发明名称 Disambiguation of named entities
摘要 Named entities are disambiguated in search queries and other contexts using a disambiguation scoring model. The scoring model is developed using a knowledge base of articles, including articles about named entities. Various aspects of the knowledge base, including article titles, redirect pages, disambiguation pages, hyperlinks, and categories, are used to develop the scoring model.
申请公布号 US9135238(B2) 申请公布日期 2015.09.15
申请号 US200611427678 申请日期 2006.06.29
申请人 Google Inc. 发明人 Bunescu Razvan Constantin;Pasca Alexandru Marius
分类号 G06F17/30;G06F17/27 主分类号 G06F17/30
代理机构 Fish & Richardson P.C. 代理人 Fish & Richardson P.C.
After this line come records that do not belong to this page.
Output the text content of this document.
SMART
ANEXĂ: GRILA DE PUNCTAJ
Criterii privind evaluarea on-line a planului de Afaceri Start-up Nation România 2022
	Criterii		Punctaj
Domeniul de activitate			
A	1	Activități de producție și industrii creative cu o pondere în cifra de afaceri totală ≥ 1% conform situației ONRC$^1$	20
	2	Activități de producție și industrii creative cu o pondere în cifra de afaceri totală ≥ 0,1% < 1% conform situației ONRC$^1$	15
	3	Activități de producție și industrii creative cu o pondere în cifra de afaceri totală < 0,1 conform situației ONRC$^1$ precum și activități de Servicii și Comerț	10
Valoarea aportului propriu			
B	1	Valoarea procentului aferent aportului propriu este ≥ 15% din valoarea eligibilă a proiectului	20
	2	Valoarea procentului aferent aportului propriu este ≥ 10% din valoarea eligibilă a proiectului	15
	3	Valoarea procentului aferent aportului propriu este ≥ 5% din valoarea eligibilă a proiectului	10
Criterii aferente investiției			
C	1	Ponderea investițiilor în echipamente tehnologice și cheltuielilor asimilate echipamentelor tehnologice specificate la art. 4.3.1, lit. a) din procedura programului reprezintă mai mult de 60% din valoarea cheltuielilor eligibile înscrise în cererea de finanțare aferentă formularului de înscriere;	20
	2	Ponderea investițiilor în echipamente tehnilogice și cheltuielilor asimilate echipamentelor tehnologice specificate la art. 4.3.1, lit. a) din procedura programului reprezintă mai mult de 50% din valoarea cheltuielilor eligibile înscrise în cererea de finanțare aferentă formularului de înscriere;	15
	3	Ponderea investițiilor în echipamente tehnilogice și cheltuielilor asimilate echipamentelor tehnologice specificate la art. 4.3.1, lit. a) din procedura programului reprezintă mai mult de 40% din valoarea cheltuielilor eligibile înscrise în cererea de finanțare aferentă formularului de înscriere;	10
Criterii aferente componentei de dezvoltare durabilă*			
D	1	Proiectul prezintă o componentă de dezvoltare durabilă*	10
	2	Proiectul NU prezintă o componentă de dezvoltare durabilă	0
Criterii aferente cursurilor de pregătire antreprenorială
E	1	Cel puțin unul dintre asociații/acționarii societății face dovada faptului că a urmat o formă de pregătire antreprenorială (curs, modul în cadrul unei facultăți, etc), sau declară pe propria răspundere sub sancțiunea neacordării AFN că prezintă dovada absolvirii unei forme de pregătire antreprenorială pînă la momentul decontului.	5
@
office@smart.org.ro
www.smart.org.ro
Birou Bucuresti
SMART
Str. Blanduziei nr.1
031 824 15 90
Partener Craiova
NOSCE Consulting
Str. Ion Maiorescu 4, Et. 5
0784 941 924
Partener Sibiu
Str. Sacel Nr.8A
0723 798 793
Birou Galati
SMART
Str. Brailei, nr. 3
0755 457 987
主权项 1. A method comprising: receiving, by a computer and from a client system, a query including a proper name, the proper name appearing in a context in the query, the context including terms of the proper name and additional terms that do not include the proper name; determining, by the computer, named entities corresponding to the proper name; for each corresponding named entity, identifying, by the computer, a named entity article about the named entity, wherein each named entity article about a named entity is different from the named entity articles about the other named entities; for each corresponding named entity, determining, by the computer, prior to disambiguation of the proper name included in the query, a similarity score between the named entity article about the named entity and the context in the query containing the proper name, wherein the similarity score is a measurement of correlation between the context in the query containing the proper name and the named entity article; disambiguating, by the computer and based on the similarity scores between the context in the query and the respective named entity articles, the proper name to a single instance of the proper name by associating it with the named entity article having a highest similarity score between the context in the query and the named entity article; and providing, by the computer, the named entity corresponding to the named entity article having the highest similarity score; wherein each named entity article is a web document about the named entity; and determining a similarity score includes determining a similarity score based, in part, on link structure metrics of the named entity article, popularity metrics of the named entity article, recency scores for the named entity article, and reputation based scores for the named entity article.
地址 Mountain View CA US